Miami Marlins – No. 90
- Pitcher
- Born: October 16, 2001 (age 24) Weatherford, Oklahoma, U.S.
- Bats: LeftThrows: Left

MLB debut
- May 6, 2026, for the Miami Marlins

MLB statistics (through 2026 season)
- Win–loss record: 2–0
- Earned run average: 3.77
- Strikeouts: 29
- Stats at Baseball Reference

Teams
- Miami Marlins (2026–present);

= Dax Fulton =

American baseball player (born 2001)

Daxton James Fulton (born October 16, 2001) is an American professional baseball pitcher for the Miami Marlins of Major League Baseball (MLB). He made his MLB debut in 2026.

== Amateur career ==
Fulton went to Mustang High School in Mustang, Oklahoma, where he played baseball. He hit to a .427 batting average in his junior season. He tore a ligament in his pitching elbow at the end of his junior season of high school and opted to undergo Tommy John surgery, which made him miss his senior season. He committed to Vanderbilt to play college baseball on September 22, 2017, but he flipped his commitment to Oklahoma on October 3, 2019.

== Professional career ==
Fulton was drafted in the second round with the 40th overall pick in the 2020 Major League Baseball draft. Fulton signed for a $2.4 million signing bonus on July 20, 2020.

Fulton did not play in a game in 2020 due to the cancellation of the minor league season because of the COVID-19 pandemic. He made his professional debut in 2021 with the Jupiter Hammerheads and the Beloit Sky Carp, appearing in twenty games (19 starts) and going 2–5 with a 4.60 ERA and 84 strikeouts over 78 1/3 innings. He opened the 2022 season back with Beloit. After posting a 4.07 ERA across 20 starts, Fulton was promoted to the Double-A Pensacola Blue Wahoos in August. In four games for Pensacola, he registered a 2.57 ERA with 30 strikeouts in 21 innings of work.

Fulton returned to Pensacola to begin the 2023 season, making 7 appearances (6 starts) and logging a 2–4 record and 5.18 ERA with 39 strikeouts in 33 innings pitched. On June 13, 2023, it was announced that Fulton would undergo season-ending surgery to repair the ulnar collateral ligament in his left elbow.

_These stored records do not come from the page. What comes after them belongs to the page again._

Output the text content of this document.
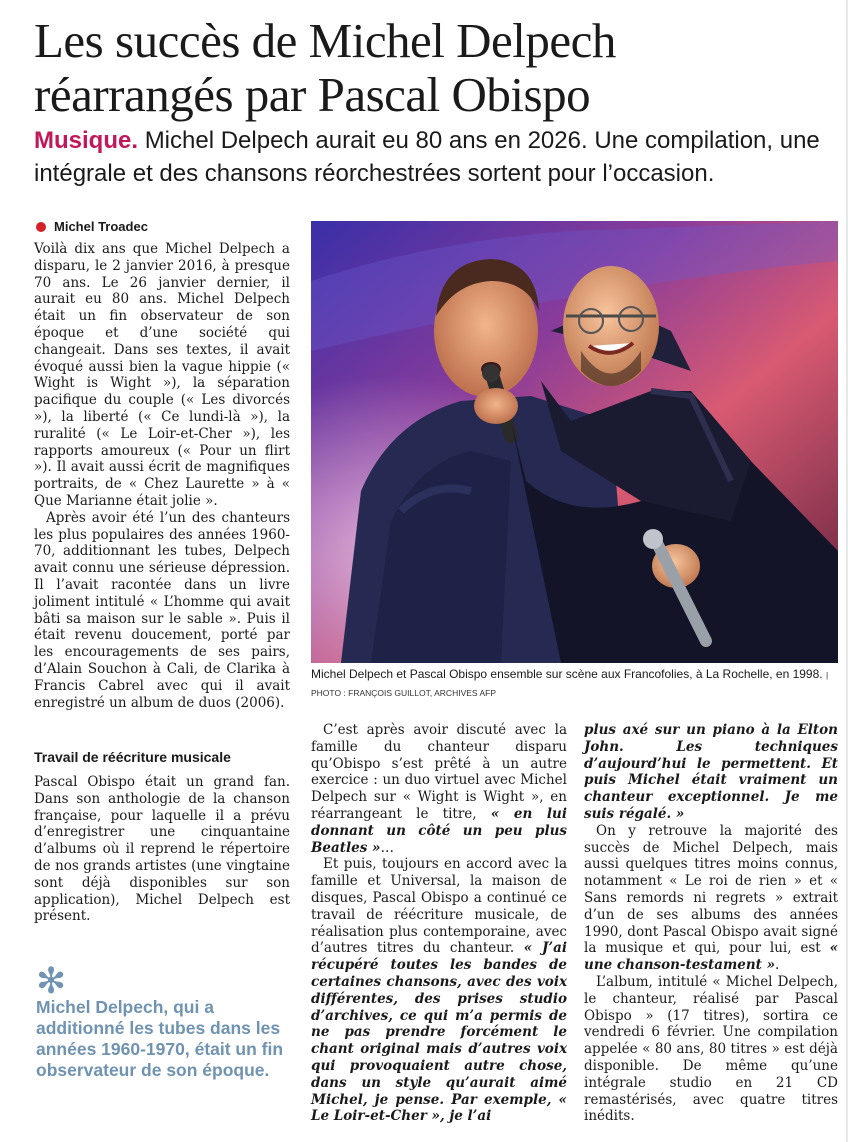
Les succès de Michel Delpech réarrangés par Pascal Obispo
Musique. Michel Delpech aurait eu 80 ans en 2026. Une compilation, une intégrale et des chansons réorchestrées sortent pour l’occasion.
Michel Troadec

Voilà dix ans que Michel Delpech a disparu, le 2 janvier 2016, à presque 70 ans. Le 26 janvier dernier, il aurait eu 80 ans. Michel Delpech était un fin observateur de son époque et d’une société qui changeait. Dans ses textes, il avait évoqué aussi bien la vague hippie (« Wight is Wight »), la séparation pacifique du couple (« Les divorcés »), la liberté (« Ce lundi-là »), la ruralité (« Le Loir-et-Cher »), les rapports amoureux (« Pour un flirt »). Il avait aussi écrit de magnifiques portraits, de « Chez Laurette » à « Que Marianne était jolie ».

Après avoir été l’un des chanteurs les plus populaires des années 1960-70, additionnant les tubes, Delpech avait connu une sérieuse dépression. Il l’avait racontée dans un livre joliment intitulé « L’homme qui avait bâti sa maison sur le sable ». Puis il était revenu doucement, porté par les encouragements de ses pairs, d’Alain Souchon à Cali, de Clarika à Francis Cabrel avec qui il avait enregistré un album de duos (2006).

Travail de réécriture musicale

Pascal Obispo était un grand fan. Dans son anthologie de la chanson française, pour laquelle il a prévu d’enregistrer une cinquantaine d’albums où il reprend le répertoire de nos grands artistes (une vingtaine sont déjà disponibles sur son application), Michel Delpech est présent.

✻
Michel Delpech, qui a additionné les tubes dans les années 1960-1970, était un fin observateur de son époque.
Michel Delpech et Pascal Obispo ensemble sur scène aux Francofolies, à La Rochelle, en 1998. | PHOTO : FRANÇOIS GUILLOT, ARCHIVES AFP

C’est après avoir discuté avec la famille du chanteur disparu qu’Obispo s’est prêté à un autre exercice : un duo virtuel avec Michel Delpech sur « Wight is Wight », en réarrangeant le titre, « en lui donnant un côté un peu plus Beatles »…

Et puis, toujours en accord avec la famille et Universal, la maison de disques, Pascal Obispo a continué ce travail de réécriture musicale, de réalisation plus contemporaine, avec d’autres titres du chanteur. « J’ai récupéré toutes les bandes de certaines chansons, avec des voix différentes, des prises studio d’archives, ce qui m’a permis de ne pas prendre forcément le chant original mais d’autres voix qui provoquaient autre chose, dans un style qu’aurait aimé Michel, je pense. Par exemple, « Le Loir-et-Cher », je l’ai

plus axé sur un piano à la Elton John. Les techniques d’aujourd’hui le permettent. Et puis Michel était vraiment un chanteur exceptionnel. Je me suis régalé. »

On y retrouve la majorité des succès de Michel Delpech, mais aussi quelques titres moins connus, notamment « Le roi de rien » et « Sans remords ni regrets » extrait d’un de ses albums des années 1990, dont Pascal Obispo avait signé la musique et qui, pour lui, est « une chanson-testament ».

L’album, intitulé « Michel Delpech, le chanteur, réalisé par Pascal Obispo » (17 titres), sortira ce vendredi 6 février. Une compilation appelée « 80 ans, 80 titres » est déjà disponible. De même qu’une intégrale studio en 21 CD remastérisés, avec quatre titres inédits.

Fulton did not appear for the organization in 2024 as he continued to rehab from injury. Following the season, the Marlins added Fulton to their 40-man roster to protect him from the Rule 5 draft. Fulton was optioned to Double-A Pensacola to begin the 2025 season. He made 23 appearances (22 starts) split between Pensacola and the Triple-A Jacksonville Jumbo Shrimp, accumulating a 5–11 record and 5.38 ERA with 115 strikeouts across 103 2/3 innings pitched.

Fulton was optioned to Triple-A Jacksonville to begin the 2026 season. On May 6, 2026, Fulton was promoted to the major leagues for the first time. Fulton made his MLB debut later that day, appearing in relief and pitching four innings while allowing two runs and recording three strikeouts.